Do you click the first result?
From Jacob Nielsen, The Power of Defaults. Primarily, it discusses the fact that users click the first entry in a search engine on average, typically favouring it 42% over other options.
I’m sure I click the top link quite often believing — maybe falsely — that the search engine’s ranking of the first page is worth my time to at least check it out.
Sometimes, it’s obvious. In the searches below, my search was for “best mouse to buy.”
In both instances, the engines provided me enough information to quickly determine that the first options were in fact likely not relevant to my search. Actually in this case, even the first 3 links in Google had no relevance to my search. MSN seems to have better matches at first glance, and I would have strongly considered the second option. (For those who care, the 4th option for Google was a review of a mouse, actually the same Logitech mouse…).
So, back to the original question. Why do users click the first link? Because they don’t know any better! It’s often difficult to quickly rank the relevancy of a set of search results when they are presented like they currently are on Google and MSN (and all of the other clones). It’s challenging to form an effective search still today … you need often think like the author, which can be difficult depending on the subject (especially when needing to use common keywords).

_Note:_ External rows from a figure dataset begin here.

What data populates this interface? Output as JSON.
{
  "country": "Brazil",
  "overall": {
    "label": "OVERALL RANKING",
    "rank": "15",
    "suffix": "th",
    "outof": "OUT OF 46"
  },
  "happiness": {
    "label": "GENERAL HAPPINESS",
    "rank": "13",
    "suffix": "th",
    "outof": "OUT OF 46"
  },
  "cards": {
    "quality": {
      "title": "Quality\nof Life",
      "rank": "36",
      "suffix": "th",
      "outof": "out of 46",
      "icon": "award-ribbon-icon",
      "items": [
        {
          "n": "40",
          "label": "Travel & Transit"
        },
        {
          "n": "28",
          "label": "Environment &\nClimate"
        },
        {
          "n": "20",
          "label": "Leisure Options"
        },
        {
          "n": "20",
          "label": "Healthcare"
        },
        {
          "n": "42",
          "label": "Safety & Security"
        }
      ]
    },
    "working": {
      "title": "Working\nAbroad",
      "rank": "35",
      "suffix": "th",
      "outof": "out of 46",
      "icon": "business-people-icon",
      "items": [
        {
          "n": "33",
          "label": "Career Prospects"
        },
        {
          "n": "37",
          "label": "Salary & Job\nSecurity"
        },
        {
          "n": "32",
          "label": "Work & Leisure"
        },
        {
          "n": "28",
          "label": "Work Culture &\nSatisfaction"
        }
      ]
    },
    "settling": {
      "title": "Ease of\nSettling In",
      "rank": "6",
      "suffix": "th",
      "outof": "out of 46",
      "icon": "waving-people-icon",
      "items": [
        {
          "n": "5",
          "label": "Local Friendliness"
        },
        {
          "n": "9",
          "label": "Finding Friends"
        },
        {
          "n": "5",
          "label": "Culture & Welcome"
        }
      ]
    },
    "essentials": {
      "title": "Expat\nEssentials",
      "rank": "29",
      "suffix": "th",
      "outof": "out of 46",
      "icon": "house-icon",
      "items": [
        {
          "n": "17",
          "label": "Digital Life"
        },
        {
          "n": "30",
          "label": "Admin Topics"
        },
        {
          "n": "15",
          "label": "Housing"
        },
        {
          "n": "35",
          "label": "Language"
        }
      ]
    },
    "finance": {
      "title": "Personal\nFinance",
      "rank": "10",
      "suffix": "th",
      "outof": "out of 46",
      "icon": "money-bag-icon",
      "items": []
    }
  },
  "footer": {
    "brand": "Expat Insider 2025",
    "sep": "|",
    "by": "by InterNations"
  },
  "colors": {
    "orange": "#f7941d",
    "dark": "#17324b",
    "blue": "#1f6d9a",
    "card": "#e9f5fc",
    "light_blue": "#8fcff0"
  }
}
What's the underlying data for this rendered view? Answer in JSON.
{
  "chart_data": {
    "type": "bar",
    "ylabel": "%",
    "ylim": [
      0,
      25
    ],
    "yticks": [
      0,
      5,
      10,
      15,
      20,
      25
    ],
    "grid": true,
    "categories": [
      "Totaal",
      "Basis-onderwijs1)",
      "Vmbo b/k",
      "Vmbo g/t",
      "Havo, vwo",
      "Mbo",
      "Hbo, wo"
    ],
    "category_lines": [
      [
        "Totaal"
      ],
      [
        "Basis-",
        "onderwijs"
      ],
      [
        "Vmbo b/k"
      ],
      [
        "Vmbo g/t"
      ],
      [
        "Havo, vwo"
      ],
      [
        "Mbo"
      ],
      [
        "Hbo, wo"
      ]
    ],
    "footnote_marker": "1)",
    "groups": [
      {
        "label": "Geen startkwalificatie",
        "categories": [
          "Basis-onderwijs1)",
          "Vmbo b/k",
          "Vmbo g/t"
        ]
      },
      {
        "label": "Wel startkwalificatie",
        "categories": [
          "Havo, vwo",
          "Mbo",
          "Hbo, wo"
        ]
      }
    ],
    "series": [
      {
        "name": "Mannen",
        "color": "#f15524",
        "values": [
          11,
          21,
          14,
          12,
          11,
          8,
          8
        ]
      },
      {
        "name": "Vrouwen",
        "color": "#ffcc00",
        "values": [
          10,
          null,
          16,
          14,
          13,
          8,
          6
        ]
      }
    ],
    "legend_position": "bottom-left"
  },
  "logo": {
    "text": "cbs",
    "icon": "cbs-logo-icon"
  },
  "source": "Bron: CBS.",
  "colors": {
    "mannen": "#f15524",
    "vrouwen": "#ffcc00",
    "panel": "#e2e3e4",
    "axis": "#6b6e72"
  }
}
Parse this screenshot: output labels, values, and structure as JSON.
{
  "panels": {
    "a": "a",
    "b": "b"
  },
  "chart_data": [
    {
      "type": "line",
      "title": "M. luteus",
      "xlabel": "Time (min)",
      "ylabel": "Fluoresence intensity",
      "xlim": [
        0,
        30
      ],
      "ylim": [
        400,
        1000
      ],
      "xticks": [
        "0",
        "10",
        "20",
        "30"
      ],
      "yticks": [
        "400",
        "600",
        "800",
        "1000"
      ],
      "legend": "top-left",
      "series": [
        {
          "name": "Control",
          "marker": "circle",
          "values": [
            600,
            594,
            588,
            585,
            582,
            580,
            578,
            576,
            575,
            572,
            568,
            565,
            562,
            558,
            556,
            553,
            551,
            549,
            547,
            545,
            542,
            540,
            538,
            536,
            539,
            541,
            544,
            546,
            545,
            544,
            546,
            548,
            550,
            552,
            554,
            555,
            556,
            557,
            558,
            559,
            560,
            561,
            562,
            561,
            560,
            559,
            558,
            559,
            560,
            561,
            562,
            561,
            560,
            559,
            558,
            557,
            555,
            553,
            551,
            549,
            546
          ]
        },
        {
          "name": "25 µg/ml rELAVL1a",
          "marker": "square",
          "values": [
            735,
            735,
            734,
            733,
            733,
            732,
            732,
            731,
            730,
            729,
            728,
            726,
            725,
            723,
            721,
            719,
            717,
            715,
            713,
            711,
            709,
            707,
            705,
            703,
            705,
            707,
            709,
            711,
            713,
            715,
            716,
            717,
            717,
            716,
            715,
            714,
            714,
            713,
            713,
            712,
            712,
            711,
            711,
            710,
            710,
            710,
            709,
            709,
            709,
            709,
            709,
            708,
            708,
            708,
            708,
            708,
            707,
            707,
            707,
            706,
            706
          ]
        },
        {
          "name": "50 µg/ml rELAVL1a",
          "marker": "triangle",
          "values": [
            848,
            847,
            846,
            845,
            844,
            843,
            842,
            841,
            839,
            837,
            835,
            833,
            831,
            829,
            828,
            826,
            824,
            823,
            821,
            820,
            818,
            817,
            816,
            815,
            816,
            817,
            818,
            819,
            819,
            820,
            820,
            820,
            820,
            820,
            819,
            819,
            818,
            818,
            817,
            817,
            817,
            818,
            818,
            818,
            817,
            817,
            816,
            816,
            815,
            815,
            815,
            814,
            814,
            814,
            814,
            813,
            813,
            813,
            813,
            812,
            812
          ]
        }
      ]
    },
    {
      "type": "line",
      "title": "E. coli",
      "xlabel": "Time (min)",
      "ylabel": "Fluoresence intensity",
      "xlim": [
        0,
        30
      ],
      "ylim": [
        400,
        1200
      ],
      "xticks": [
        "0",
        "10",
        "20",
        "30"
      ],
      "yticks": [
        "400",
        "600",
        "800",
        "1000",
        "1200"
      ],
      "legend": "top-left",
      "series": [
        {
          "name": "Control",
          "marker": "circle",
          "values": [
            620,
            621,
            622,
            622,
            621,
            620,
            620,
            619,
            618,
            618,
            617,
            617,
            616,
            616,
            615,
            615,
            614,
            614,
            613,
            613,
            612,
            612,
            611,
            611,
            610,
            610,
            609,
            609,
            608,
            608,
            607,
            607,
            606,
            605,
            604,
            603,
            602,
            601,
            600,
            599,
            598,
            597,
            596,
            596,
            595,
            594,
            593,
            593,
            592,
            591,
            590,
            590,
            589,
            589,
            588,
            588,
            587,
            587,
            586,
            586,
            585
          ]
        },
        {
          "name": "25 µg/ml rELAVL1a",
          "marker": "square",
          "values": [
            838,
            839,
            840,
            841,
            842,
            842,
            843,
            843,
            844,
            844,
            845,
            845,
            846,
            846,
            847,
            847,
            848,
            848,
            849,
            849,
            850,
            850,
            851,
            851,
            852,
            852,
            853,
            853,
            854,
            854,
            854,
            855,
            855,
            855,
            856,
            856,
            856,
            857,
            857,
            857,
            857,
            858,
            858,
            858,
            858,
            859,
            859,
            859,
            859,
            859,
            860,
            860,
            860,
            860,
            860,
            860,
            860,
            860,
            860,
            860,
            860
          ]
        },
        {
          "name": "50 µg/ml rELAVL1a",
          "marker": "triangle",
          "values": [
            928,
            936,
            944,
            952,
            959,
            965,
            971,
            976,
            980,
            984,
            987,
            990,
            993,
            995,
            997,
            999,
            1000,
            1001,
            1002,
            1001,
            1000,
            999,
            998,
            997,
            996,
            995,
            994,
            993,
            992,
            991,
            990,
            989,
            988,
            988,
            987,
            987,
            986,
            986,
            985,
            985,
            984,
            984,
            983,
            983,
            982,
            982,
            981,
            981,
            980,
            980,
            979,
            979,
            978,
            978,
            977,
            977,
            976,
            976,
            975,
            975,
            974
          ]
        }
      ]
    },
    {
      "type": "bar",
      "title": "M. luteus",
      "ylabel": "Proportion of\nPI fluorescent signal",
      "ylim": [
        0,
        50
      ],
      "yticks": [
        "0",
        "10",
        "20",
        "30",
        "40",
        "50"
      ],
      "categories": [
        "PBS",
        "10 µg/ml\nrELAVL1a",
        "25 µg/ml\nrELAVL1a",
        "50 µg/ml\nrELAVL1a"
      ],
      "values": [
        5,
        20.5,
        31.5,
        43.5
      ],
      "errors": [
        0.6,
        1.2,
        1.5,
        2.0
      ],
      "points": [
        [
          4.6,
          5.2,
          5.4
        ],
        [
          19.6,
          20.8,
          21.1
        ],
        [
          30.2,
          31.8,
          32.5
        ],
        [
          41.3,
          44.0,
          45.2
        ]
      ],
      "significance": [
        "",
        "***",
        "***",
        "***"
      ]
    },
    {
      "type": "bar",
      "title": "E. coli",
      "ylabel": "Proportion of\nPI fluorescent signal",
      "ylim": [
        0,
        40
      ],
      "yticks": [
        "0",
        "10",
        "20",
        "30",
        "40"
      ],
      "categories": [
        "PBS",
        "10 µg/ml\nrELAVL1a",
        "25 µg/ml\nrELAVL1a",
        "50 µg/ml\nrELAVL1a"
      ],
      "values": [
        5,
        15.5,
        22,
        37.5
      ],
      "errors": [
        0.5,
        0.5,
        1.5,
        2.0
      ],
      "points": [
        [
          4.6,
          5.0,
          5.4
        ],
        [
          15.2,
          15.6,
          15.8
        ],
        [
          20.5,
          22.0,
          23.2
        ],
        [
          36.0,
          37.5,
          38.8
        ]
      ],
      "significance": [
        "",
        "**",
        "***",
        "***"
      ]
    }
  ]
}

I don’t know what the search engine companies have in the works. My wish list includes: more relevant results; better at a glance understanding of how a result actually matches with my needs (highlighted keywords can often be deceptive); a better way of filtering out the junk after a search (to better narrow the focus); some method for searching for recent content (as part of a filter) without going to the advanced tab; the ability to exclude web sites for some period of time so that I can ignore them; slick user interface (maybe using a more DHTML/XMLHTTP/AJAX style approach rather than page round-trips?) and generally fast (I’m willing to wait a ‘bit’ if the result quality and the search experience is very nice).
Related: MSN Search has a very interesting UI for displaying some of the search criteria and specific settings. Just click “search builder” to try it your self. It did improve the MSN search results for the mouse search. More content related to my sample search was returned at the top.
Jacob’s conclusion: make sure your content ranks high in search results. Like we needed a study for that. 
Comments
Every search engine says its results are relevant but I think that as long as results are in Macro-content the results will always be mixed - relevant and irrelevant and the user will be frustrated.
see more on
http://qtsaver.blogspot.com/2005/09/macro-content-relevance.html
Posted by: Zeev Barkan | September 30, 2005 6:03 AM
Maybe. I followed your link, but it wasn't obvious what gains a "micro-content" search tool offers.